One often hears justification for needing excess lift is because the diver carries a very large amount of lead weight to counter the buoyancy of their thick wetsuit or drysuit and needs the excess lift capacity "just in case." The solution is not to have an oversized wing to counter the weight, but rather, to configure the lead so it can be incrementally dropped in an emergency. Yes, we acknowledge there are special circumstances in extreme technical diving that require enormous excess lift capacity, but these are pretty rare. In general, lift capacity when choosing a wing is a minor consideration.
Beyond the issue of drag, there is a special buoyancy control concern when using an oversized back-inflation style BC wing inappropriate for the size of the tank or tanks. The figure below illustrates an oversized aircell. Air inside the cell causes the wing to wrap around the tank in a manner similar to a taco. This 'taco' effect traps air above the level of the BC hose elbow when the diver is in a normal swimming position, which may interfere with venting (deflating) the BC.

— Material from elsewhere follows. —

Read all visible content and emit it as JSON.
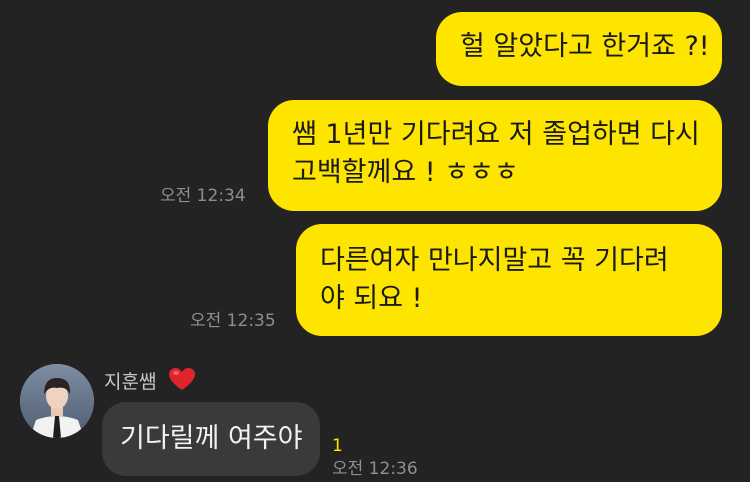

The figure below shows the benefit of eliminating tank wrap by correctly sizing the aircell with the tank or tanks. The entire wing is now below the level of the BC hose elbow, allowing the diver to vent (deflate) the aircell either by using the remote exhaust valve in the hose elbow or by holding the end of the hose up and depressing the oral inflation/manual deflation button.
Some circumstances create a need for "backup" lift capacity ("backup" does not mean "more"). When diving larger steel doubles configurations, the typical diver has such negative buoyancy when entering the water that it would be difficult, perhaps impossible, to swim to the surface in event of a buoyancy control failure. Some divers feel a drysuit will serve for backup buoyancy control, especially if the diver is able to remain horizontal at all times. Many disagree and the diver should perform a controlled trial to prove they may rely upon their drysuit as a backup BC. When diving with very negative configurations and a wetsuit or unproven drysuit, the need for a backup buoyancy becomes critical and this is the justification for redundant bladder wings.
Our Recommendation: The cylinder size, type and configuration is the best guide to selecting the correct wing. While many doubles wing designs can be compressed to a more compact size for occasional use with singles, keep in mind they are not designed to be used primarily as singles wings and when compressed they are not optimal. Realistically, there is no wing perfect for both singles and doubles, or even a wing perfect for all doubles. That's why there is a range of wing sizes, each one best suited to a specific range of cylinder configurations. Wing selection is not difficult if you first determine which cylinder configuration you will most likely be diving and only then choose the wing best suited to that configuration. For obvious budget reasons a diver would like to own only one wing, suitable for "all occasions." But if the range of cylinder configurations you dive is broad, then the best choice for efficient, safe and comfortable diving may be to own more than one wing.